Passant du complot contre les institutions de l’Etat à l’infraction contre l’économie nationale, le Général Alain-Guillaume Bunyoni, n’avait qu’un seul mot à demander : « Avant la loi a été bafouée au profit du Ministère public. J’ai confiance en cette Cour, les erreurs et les irrégularités commises avant seront reconsidérées et que la vérité finira par triompher ».

Mêmement pour Destin Bapfumukeko qui cherchait à mettre à nue toutes les accusations du Ministère public qui d’après lui, est sur la barre qu’à cause des injonctions du chef de cabinet du Service national de renseignements du Burundi qui voulait le mettre hors circuit suite à ses mésententes répétitives avec ce dernier.

« Il m’avait toujours menacé me disant qu’il pouvait me faire du mal en jour. Et ce jour est arrivé, vous ne faites qu’exécuter ses doléances et c’est lui-même qui vous a obligé de glisser mon nom dans cette affaire sombre. Vous ne cherchez qu’à sauver votre peau et c’est tout sinon tous ces accusations sont infondées », s’est-il contenté de dire.

Notons que pour l’accusation concernant outrage envers les dépositaires de l’autorité publique et complot contre la vie du chef de l’Etat, l’audience a été à huit clos et le procès contre le Colonel de police Désiré Uwamahoro et le chef des chantiers de l’ex Premier ministre est attendu ce mardi 28 mai à la prison centrale de Gitega.

Forum des lecteurs d'Iwacu

7 réactions
  1. Samandari

    Il y a des informations qui circulent a propos de la défense de Bunyoni.
    Bunyoni explique qu il a fui parce qu il craignait qu il allait etre tué comme l ont ete 2 autres generaux.
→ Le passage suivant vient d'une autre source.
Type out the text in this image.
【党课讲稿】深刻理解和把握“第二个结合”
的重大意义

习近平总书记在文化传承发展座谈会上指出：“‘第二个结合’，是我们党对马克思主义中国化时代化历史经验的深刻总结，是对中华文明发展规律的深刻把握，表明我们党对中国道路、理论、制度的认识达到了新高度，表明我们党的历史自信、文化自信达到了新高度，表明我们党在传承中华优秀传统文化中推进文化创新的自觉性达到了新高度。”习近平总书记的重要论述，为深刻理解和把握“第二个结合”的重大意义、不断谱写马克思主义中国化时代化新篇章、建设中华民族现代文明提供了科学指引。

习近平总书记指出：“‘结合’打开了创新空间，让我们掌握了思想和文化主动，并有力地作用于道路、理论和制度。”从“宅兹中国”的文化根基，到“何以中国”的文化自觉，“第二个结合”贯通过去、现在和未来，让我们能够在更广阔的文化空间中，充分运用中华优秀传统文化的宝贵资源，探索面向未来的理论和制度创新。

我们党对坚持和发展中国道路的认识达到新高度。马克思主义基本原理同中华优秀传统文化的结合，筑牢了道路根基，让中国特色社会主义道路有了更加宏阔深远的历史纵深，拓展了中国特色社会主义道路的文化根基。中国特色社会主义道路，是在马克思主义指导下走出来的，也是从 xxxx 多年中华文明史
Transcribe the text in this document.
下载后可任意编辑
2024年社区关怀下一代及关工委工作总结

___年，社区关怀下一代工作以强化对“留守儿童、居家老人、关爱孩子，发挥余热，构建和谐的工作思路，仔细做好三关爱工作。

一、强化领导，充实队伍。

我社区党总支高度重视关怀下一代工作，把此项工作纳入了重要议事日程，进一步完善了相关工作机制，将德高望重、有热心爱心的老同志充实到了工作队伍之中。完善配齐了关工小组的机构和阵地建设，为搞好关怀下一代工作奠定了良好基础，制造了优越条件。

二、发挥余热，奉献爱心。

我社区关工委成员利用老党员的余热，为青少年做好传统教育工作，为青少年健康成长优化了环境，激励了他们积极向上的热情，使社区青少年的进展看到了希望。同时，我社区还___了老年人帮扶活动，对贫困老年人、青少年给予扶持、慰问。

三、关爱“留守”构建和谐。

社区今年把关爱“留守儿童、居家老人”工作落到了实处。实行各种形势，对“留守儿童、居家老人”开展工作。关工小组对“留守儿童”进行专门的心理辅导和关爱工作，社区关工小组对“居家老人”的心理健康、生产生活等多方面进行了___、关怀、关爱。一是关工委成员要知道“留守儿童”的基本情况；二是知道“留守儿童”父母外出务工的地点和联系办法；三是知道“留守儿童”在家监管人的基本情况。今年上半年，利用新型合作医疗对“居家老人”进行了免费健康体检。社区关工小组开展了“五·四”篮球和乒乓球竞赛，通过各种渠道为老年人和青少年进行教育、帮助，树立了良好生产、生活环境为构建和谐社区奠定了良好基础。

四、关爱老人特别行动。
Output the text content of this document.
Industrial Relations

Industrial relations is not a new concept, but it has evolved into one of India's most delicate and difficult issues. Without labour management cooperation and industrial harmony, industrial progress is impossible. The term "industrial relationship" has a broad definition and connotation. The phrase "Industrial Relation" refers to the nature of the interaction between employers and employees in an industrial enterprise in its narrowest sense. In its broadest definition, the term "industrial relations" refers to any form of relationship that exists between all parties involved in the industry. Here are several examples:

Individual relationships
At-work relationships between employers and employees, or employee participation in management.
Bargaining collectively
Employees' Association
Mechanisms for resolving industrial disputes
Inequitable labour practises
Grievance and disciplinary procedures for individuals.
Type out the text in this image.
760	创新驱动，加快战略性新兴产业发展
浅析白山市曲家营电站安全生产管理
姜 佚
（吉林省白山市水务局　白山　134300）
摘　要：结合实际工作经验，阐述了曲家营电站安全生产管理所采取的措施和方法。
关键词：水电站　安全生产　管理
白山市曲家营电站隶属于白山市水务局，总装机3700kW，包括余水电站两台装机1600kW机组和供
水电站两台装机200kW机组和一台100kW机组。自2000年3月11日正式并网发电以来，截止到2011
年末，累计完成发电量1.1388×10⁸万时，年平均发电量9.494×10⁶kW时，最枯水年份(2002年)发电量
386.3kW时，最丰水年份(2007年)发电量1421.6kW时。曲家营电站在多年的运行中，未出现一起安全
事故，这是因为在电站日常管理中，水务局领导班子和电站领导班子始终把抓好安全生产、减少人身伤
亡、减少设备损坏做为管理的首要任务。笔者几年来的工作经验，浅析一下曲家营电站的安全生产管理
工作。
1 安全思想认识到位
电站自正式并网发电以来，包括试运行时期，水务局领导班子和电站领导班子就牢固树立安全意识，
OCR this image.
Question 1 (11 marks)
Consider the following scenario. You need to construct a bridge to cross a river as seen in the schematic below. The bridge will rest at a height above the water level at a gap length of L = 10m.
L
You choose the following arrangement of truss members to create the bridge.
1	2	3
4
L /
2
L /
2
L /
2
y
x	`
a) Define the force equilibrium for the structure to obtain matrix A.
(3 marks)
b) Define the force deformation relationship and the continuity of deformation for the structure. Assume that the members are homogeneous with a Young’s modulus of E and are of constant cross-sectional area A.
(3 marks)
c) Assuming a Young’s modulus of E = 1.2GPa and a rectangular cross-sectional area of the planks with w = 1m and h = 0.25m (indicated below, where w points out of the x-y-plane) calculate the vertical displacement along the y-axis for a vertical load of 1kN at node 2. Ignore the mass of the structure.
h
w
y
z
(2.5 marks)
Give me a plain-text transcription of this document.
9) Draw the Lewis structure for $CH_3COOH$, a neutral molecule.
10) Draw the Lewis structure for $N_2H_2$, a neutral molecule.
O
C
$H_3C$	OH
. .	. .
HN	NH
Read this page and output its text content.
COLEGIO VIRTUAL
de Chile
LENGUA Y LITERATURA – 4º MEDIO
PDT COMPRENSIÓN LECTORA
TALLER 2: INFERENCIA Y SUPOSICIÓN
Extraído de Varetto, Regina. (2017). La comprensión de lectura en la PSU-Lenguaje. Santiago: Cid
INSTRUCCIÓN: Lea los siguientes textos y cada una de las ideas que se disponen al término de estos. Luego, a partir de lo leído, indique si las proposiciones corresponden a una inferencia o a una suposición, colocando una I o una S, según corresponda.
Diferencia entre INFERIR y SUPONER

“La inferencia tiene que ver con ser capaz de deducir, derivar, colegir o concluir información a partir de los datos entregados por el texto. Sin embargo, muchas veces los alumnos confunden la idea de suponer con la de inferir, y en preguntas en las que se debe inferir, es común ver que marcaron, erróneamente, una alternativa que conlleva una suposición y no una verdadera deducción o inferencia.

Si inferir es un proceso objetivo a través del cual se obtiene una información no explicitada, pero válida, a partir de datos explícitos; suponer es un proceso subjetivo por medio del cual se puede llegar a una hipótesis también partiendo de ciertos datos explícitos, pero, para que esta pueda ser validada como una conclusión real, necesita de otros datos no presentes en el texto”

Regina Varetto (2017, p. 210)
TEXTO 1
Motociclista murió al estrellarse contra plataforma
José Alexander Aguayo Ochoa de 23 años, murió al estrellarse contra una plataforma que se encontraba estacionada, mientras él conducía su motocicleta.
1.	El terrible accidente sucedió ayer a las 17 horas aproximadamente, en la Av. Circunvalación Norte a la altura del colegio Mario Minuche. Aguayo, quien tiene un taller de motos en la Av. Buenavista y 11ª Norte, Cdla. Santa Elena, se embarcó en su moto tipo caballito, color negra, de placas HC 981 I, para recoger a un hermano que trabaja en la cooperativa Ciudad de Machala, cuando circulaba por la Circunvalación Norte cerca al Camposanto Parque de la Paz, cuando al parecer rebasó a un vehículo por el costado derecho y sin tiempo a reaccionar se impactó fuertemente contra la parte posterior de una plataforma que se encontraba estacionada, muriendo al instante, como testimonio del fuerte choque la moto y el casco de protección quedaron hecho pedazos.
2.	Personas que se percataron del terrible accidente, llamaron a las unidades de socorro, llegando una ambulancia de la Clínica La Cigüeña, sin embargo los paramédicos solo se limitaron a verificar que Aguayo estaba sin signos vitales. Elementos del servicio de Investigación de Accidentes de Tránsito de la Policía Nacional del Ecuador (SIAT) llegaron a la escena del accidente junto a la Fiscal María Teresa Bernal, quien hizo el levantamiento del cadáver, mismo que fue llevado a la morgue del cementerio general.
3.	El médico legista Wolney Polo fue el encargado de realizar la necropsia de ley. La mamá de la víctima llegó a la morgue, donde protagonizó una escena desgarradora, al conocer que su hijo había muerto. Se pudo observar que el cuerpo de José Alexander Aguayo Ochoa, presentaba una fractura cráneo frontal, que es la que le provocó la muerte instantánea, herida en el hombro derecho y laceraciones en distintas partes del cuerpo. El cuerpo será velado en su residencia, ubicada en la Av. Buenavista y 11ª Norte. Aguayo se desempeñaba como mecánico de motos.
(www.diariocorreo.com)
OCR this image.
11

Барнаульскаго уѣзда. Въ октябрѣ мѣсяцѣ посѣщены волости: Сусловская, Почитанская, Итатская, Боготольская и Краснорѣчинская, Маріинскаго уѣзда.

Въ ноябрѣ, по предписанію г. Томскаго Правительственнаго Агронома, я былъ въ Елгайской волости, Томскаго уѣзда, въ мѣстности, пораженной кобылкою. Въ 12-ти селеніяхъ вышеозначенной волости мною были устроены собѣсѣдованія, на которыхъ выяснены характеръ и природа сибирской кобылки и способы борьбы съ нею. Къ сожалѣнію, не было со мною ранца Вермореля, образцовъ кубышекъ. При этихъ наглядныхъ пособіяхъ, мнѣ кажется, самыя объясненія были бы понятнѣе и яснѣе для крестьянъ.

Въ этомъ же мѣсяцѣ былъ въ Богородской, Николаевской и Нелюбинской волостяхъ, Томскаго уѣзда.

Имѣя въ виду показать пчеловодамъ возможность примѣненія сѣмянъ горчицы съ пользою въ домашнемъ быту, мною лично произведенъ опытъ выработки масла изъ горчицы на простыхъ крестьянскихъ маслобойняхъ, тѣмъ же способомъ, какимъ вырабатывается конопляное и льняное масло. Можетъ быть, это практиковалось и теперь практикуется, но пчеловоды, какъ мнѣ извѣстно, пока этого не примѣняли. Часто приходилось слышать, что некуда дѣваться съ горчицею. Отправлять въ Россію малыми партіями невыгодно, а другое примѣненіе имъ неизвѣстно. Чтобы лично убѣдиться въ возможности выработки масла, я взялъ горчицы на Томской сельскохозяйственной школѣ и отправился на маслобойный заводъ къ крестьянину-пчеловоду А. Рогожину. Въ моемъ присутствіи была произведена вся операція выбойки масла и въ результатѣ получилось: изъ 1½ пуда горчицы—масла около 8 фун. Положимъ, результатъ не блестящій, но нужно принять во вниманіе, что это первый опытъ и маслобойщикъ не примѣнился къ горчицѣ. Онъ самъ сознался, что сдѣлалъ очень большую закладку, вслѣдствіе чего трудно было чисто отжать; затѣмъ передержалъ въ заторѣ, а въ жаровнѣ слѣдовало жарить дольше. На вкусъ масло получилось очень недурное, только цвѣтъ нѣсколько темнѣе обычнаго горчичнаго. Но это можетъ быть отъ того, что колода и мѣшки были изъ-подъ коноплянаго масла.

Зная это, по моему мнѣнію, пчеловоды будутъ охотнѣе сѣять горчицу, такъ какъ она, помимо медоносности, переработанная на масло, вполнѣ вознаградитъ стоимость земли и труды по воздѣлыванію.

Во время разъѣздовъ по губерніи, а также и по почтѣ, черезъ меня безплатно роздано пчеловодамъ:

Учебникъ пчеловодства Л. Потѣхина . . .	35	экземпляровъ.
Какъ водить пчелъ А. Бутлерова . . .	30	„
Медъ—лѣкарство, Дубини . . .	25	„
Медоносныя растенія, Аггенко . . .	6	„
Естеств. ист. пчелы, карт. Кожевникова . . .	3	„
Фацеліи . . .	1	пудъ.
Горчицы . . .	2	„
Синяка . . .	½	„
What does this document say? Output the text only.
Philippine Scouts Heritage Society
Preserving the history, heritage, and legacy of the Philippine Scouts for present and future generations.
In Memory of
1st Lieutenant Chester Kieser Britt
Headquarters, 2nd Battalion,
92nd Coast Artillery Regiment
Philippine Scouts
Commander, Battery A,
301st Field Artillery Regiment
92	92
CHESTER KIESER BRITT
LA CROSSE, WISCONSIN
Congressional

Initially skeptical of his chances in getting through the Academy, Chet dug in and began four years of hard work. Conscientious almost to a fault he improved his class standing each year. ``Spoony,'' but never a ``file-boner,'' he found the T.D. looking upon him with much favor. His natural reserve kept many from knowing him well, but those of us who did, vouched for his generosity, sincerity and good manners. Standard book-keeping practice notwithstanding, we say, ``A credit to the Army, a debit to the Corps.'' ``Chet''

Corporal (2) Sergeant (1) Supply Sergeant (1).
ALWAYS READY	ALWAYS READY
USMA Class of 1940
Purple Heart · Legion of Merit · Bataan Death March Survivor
Mwese muraze 2 generaux assassines en plein jour.
    Les 2 generaux ont quand meme ete assassines en plein jour, alors qu il etait ministre de l interieur d une republique africaine qu est le Burundi.
    Interessant quand meme

  2. St-James

    Ce Bunyoni n’a-t-il pas tué un conducteur pour… avoir coupé la voie ?

  3. Kabonge

    A Marcos et autres
    La question presque inutile içi, mais essentielle.
    Est ce la justice y gagnera?
    Bien sûr que non.

  4. Marco k.

    Combien de moutons ont ils eux mémes sacrifié durant quand ils se pensaient être au dessus de tous les burundais?Combien de jeunes et vieux victimes de leurs agissements?Nous les laissons avec leur conscience.Le mal ne paie jamais!

  5. Gacece

    « Ingwe igutwara igitungwa ikagutanga kuraka. »

    Rien d’autre à ajouter.

  6. Bellum

    C’est ici que la regle d’or vient a l’esprit: « Ne faites pas autres ce que vous ne voudriez pas qu’ils vous fassent ». Que de jeunes innocents emprisonnes sous le regne Bunyoni-Nkurunziza. Beaucoup sont morts en prison de privations, faim, manque de soins et depression. Des familles entieres sont tombees dans la misere noire du fait de peres FNL et MSD en prison sans fin.
    Des milliers d’autres ont ete massacres, tortures, mutiles, violes, castres et exiles. Un haut dirigeant a officiellement appele au meurtre du pauvre Kaburimbi et il fut execute avec ses travailleurs.
    Lorsque je vois la faillite totale du regime DD je me dis que c’est le karma qui le pursuit pour tant de crimes commis. Karma is a bitch disent les anglophones.

    • Marco K.

      Je reprends ce qui est écrit ci-dessus:
      « Karma is a bitch »
      Mu Kirundi bisigura simplement ko: ukora ikibi ukagisanga imbere!
      Kora ivyiza bizobasange imbere.